Dott. DELEHAYE Enrico - Consigliere relatore

ha pronunciato la seguente

SENTENZA

sul ricorso proposto da:

1) HASS Karl, nato a Elmscherhagen (Kiel - Germania) il 5.10.1912

2) PRIEBKE Erich, nato a Berlino (Germania) il 29.7.1913

avverso la sentenza della Corte militare d’appello in data 7 marzo1998 che, in parziale riforma di quella 22 luglio 1997 del Tribunale militare di Roma, condannava entrambi gli imputati alla pena dell’ergastolo per il reato di “concorso in violenza con omicidio aggravato e continuato in danno di cittadini italiani” (artt. 13 e 185, co. 1 e 2, c.p.m.g., in relazione agli artt. 81, 110, 575, 577, nn. 3 e 4, 61 n. 4 c.p.), in Roma località Cave Ardeatine il 24 marzo 1944.

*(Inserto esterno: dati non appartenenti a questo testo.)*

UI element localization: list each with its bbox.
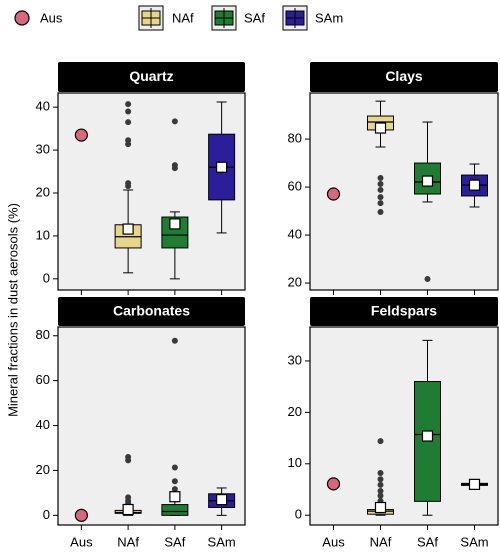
panel-title: Feldspars xyxy=(371,303,437,319)
outlier xyxy=(125,183,132,190)
mean xyxy=(421,175,434,187)
outlier xyxy=(125,119,132,126)
y-tick-label: 30 xyxy=(36,142,50,157)
point xyxy=(326,477,341,491)
outlier xyxy=(377,438,384,445)
mean xyxy=(468,478,481,490)
outlier xyxy=(125,457,132,464)
x-tick-label: SAm xyxy=(208,534,236,549)
panel-title: Quartz xyxy=(129,68,173,84)
x-tick-label: NAf xyxy=(117,534,139,549)
panel-header xyxy=(310,62,498,92)
outlier xyxy=(377,492,384,499)
y-tick-label: 20 xyxy=(288,274,302,289)
panel-header xyxy=(58,62,245,92)
mean xyxy=(216,161,228,173)
outlier xyxy=(377,470,384,477)
legend-label: Aus xyxy=(40,10,63,25)
mean xyxy=(122,503,134,516)
outlier xyxy=(377,200,384,207)
mean xyxy=(374,501,387,514)
outlier xyxy=(377,186,384,193)
legend-label: SAm xyxy=(315,10,343,25)
outlier xyxy=(125,101,132,108)
y-tick-label: 40 xyxy=(36,99,50,114)
outlier xyxy=(171,118,178,125)
mean xyxy=(421,430,434,442)
y-tick-label: 0 xyxy=(43,507,50,522)
outlier xyxy=(377,481,384,488)
outlier xyxy=(125,141,132,148)
outlier xyxy=(377,194,384,201)
outlier xyxy=(171,337,178,344)
panel-title: Carbonates xyxy=(113,303,190,319)
point xyxy=(74,508,88,522)
outlier xyxy=(171,464,178,471)
y-tick-label: 80 xyxy=(36,327,50,342)
outlier xyxy=(377,488,384,495)
x-tick-label: SAm xyxy=(460,534,488,549)
outlier xyxy=(171,478,178,485)
box xyxy=(161,504,189,516)
mean xyxy=(468,179,481,191)
x-tick-label: SAf xyxy=(164,534,185,549)
y-tick-label: 40 xyxy=(288,226,302,241)
outlier xyxy=(377,180,384,187)
mean xyxy=(169,218,181,230)
point xyxy=(326,187,341,201)
y-tick-label: 20 xyxy=(36,184,50,199)
outlier xyxy=(125,108,132,115)
y-tick-label: 10 xyxy=(288,455,302,470)
y-tick-label: 10 xyxy=(36,227,50,242)
mean xyxy=(216,494,228,506)
x-tick-label: SAf xyxy=(417,534,438,549)
legend-label: NAf xyxy=(172,10,194,25)
outlier xyxy=(377,174,384,181)
y-tick-label: 30 xyxy=(288,352,302,367)
outlier xyxy=(171,165,178,172)
y-tick-label: 60 xyxy=(288,178,302,193)
y-tick-label: 20 xyxy=(288,404,302,419)
panel-header xyxy=(58,297,245,326)
outlier xyxy=(377,209,384,216)
legend-label: SAf xyxy=(244,10,265,25)
y-tick-label: 60 xyxy=(36,372,50,387)
mean xyxy=(374,122,387,134)
point xyxy=(74,128,88,142)
x-tick-label: Aus xyxy=(70,534,93,549)
plot-area xyxy=(57,326,246,526)
y-tick-label: 20 xyxy=(36,462,50,477)
y-tick-label: 80 xyxy=(288,131,302,146)
outlier xyxy=(171,486,178,493)
x-tick-label: Aus xyxy=(322,534,345,549)
y-axis-label: Mineral fractions in dust aerosols (%) xyxy=(5,203,20,417)
panel-title: Clays xyxy=(385,68,423,84)
y-tick-label: 0 xyxy=(43,270,50,285)
plot-area xyxy=(309,326,499,526)
panel-header xyxy=(310,297,498,326)
y-tick-label: 0 xyxy=(295,507,302,522)
outlier xyxy=(424,275,431,282)
legend-marker xyxy=(14,10,30,26)
y-tick-label: 40 xyxy=(36,417,50,432)
x-tick-label: NAf xyxy=(370,534,392,549)
mean xyxy=(169,491,181,503)
outlier xyxy=(377,476,384,483)
mean xyxy=(122,223,134,235)
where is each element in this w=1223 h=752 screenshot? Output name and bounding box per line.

Visti gli atti, la sentenza denunziata e il ricorso;

Udita in pubblica udienza la relazione fatta dal Consigliere, dott. Giovanni Canzio;

Udito il P.M. in persona del sostituto Procuratore Generale militare, dott. Vittorio Garino, il quale ha concluso: per l’annullamento con rinvio della sentenza impugnata, limitatamente al diniego delle attenuanti generiche e dell’attenuante prevista dall’art. 59 n. 1 c.p.m.p., e per il rigetto nel resto dei ricorsi degli imputati; per l’accoglimento del ricorso della parte civile Roberto Massari e per la condanna degli imputati alla rifusione delle spese sostenute dalla medesima parte civile nel giudizio di secondo grado;

Uditi i difensori delle parti civili: avv. P. Nicotera, avv. Domenico Panetta, avv. Sebastiano Di Lascio, avv. Marcello Gentili, avv. Giancarlo Maniga, avv. G. Lo Mastro, avv. Bruno Andreozzi, avv. Paolo A. Sodani;

Uditi i difensori degli imputati: avv. Alberto Pisani per Karl Hass; avv. prof. Carlo Taormina e avv. Giosué Bruno Naso per Erich Priebke.

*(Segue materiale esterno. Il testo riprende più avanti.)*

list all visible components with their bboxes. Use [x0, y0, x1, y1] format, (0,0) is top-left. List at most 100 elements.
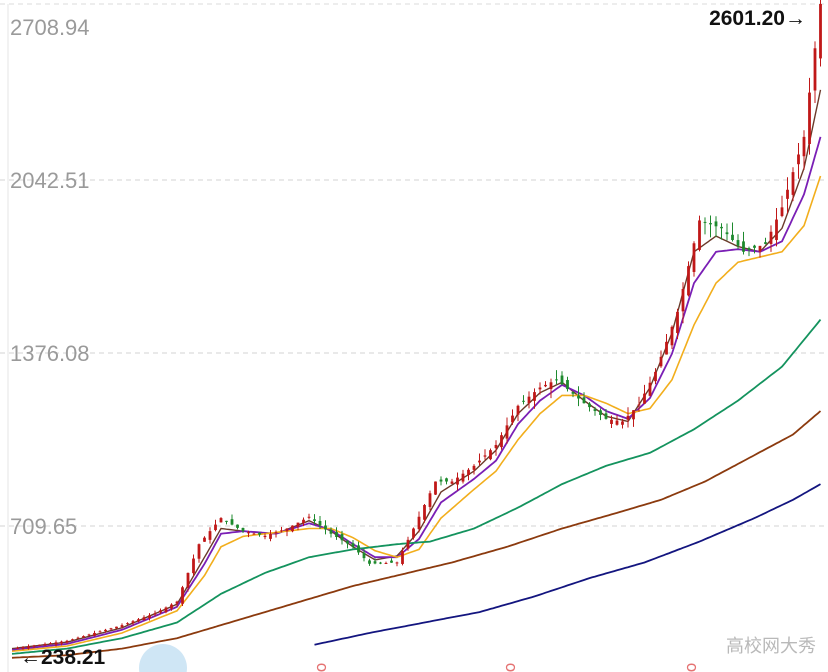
- candle-body: [280, 530, 283, 532]
- candle-body: [615, 420, 619, 425]
- candle-body: [533, 392, 536, 401]
- candle-body: [428, 493, 432, 507]
- candle-body: [241, 527, 245, 532]
- candle-body: [626, 415, 630, 420]
- candle-body: [109, 628, 113, 630]
- candle-body: [406, 539, 410, 549]
- candle-body: [357, 545, 360, 553]
- high-value-annotation: 2601.20→: [709, 7, 806, 30]
- candle-body: [593, 409, 597, 412]
- candle-body: [747, 248, 751, 250]
- candle-body: [291, 525, 294, 532]
- candle-body: [489, 450, 492, 460]
- candle-body: [38, 644, 41, 646]
- candle-body: [676, 311, 679, 334]
- candle-body: [720, 226, 723, 229]
- candle-body: [236, 524, 239, 528]
- candle-body: [329, 530, 333, 534]
- candle-body: [131, 621, 135, 624]
- candle-body: [390, 560, 393, 563]
- candle-body: [687, 266, 690, 296]
- candle-body: [153, 613, 157, 615]
- bottom-circle-marker: [139, 644, 187, 672]
- candle-body: [49, 643, 52, 645]
- candle-body: [269, 534, 272, 539]
- bottom-marker-a: ᴑ: [316, 657, 327, 672]
- bottom-marker-b: ᴑ: [505, 657, 516, 672]
- candle-body: [654, 371, 657, 382]
- candle-body: [577, 395, 580, 399]
- candle-body: [714, 221, 718, 227]
- candle-body: [351, 543, 355, 547]
- y-tick-label-1376: 1376.08: [10, 341, 90, 366]
- candle-body: [780, 207, 784, 217]
- candle-body: [665, 341, 668, 355]
- candle-body: [192, 558, 195, 574]
- candle-body: [571, 391, 575, 394]
- candle-body: [412, 528, 415, 538]
- candle-body: [643, 393, 646, 404]
- candle-body: [82, 636, 85, 638]
- candle-body: [318, 521, 322, 526]
- candle-body: [483, 455, 487, 457]
- candle-body: [65, 640, 69, 643]
- candle-body: [434, 481, 437, 495]
- candle-body: [340, 534, 344, 541]
- candle-body: [681, 288, 685, 312]
- candle-body: [637, 404, 641, 406]
- ma-line-ma20: [11, 319, 822, 655]
- candle-body: [632, 410, 635, 420]
- candle-body: [16, 647, 19, 649]
- candle-body: [709, 223, 712, 225]
- candle-body: [582, 397, 586, 404]
- candle-body: [659, 356, 663, 367]
- candle-body: [610, 419, 613, 424]
- candle-body: [478, 460, 481, 463]
- candle-body: [225, 520, 228, 522]
- candle-body: [115, 626, 118, 629]
- candle-body: [500, 435, 503, 448]
- candle-body: [307, 516, 311, 518]
- candle-body: [43, 643, 47, 646]
- candle-body: [285, 528, 289, 532]
- candle-body: [230, 519, 234, 525]
- candle-body: [511, 415, 514, 423]
- candle-body: [93, 632, 96, 636]
- candle-body: [417, 516, 421, 530]
- candle-body: [813, 48, 817, 91]
- ma-line-ma120: [314, 483, 821, 646]
- candle-body: [445, 478, 448, 482]
- candle-body: [87, 634, 91, 636]
- ma-line-ma10: [11, 175, 822, 652]
- candle-body: [181, 587, 184, 604]
- candle-body: [670, 326, 674, 346]
- candle-body: [159, 610, 162, 613]
- candle-body: [692, 243, 696, 272]
- candle-body: [522, 400, 525, 402]
- candle-body: [736, 240, 740, 246]
- candle-body: [346, 540, 349, 544]
- y-tick-label-709: 709.65: [10, 514, 77, 539]
- candle-body: [21, 647, 25, 649]
- candle-body: [604, 413, 608, 419]
- candle-body: [258, 532, 261, 535]
- candle-body: [764, 242, 767, 244]
- candle-body: [621, 421, 624, 425]
- candle-body: [775, 219, 778, 241]
- candle-body: [725, 232, 729, 235]
- watermark-text: 高校网大秀: [726, 636, 816, 657]
- candle-body: [753, 245, 756, 248]
- candle-body: [731, 234, 734, 241]
- candle-body: [786, 189, 789, 199]
- candle-body: [302, 519, 305, 524]
- candle-body: [76, 637, 80, 639]
- candle-body: [313, 519, 316, 522]
- low-value-annotation: ←238.21: [20, 646, 106, 669]
- candle-body: [450, 481, 454, 484]
- candle-body: [170, 604, 173, 609]
- candle-body: [544, 384, 547, 387]
- moving-average-lines: [11, 89, 822, 659]
- ma-line-ma60: [11, 410, 822, 659]
- candle-body: [296, 522, 300, 527]
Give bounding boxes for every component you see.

VII) In conclusione, i ricorsi degli imputati vanno integralmente respinti, con la conseguente condanna dei ricorrenti in solido al pagamento delle spese processuali, nonché di quelle sostenute dalle parti civili costituite, liquidate come in dispositivo in correlazione al numero di esse rispettivamente rappresentate e difese da ciascun difensore.

P.Q.M.

Rigetta i ricorsi degli imputati e li condanna al pagamento in solido delle spese processuali; li condanna altresì alla rifusione delle spese sostenute dalle parti civili - in solido limitatamente alle costituzioni nei confronti di entrambi - così liquidate: …

Così deliberato in camera di consiglio il 16 novembre 1998.

Il Consigliere estensore

Dott. Giovanni Canzio 

Il Presidente

Dott. Francesco Sacchetti

 

Così si concluse la vicenda processuale Priebke, che appare una metafora del pensiero del grande Piero Calamandrei:

È sorprendente la costanza colla quale i clienti, nello scegliere i loro avvocati, ricercano in loro proprio le qualità opposte a quelle che sono pregiate dai giudici. I giudici amano gli avvocati discreti e laconici, i clienti li vogliono verbosi e prepotenti; i giudici hanno in uggia gli ingegnosi fabbricatori di cavilli, i clienti vedono nella fertilità con cui si escogitano i sottili espedienti la dote più cospicua dell’ingegno avvocatesco; i giudici preferiscono i difensori che nell’esporre la loro tesi contano sulla bontà oggettiva degli argomenti e non sulla imposizione della loro autorità personale, e i clienti vanno a cercare i difensori tra i deputati o i professori”.

La considerazione di Calamandrei continua con il paradosso che: “Ma il più strano è questo: che anche il giudice quando per qualche sua controversia personale diventa giudicabile e ha bisogno di un difensore, cade nella stessa aberrazione dei clienti profani; e lo va a cercare col lumicino proprio tra quelle categorie di avvocati di cui, come giudice, ha sempre diffidato”.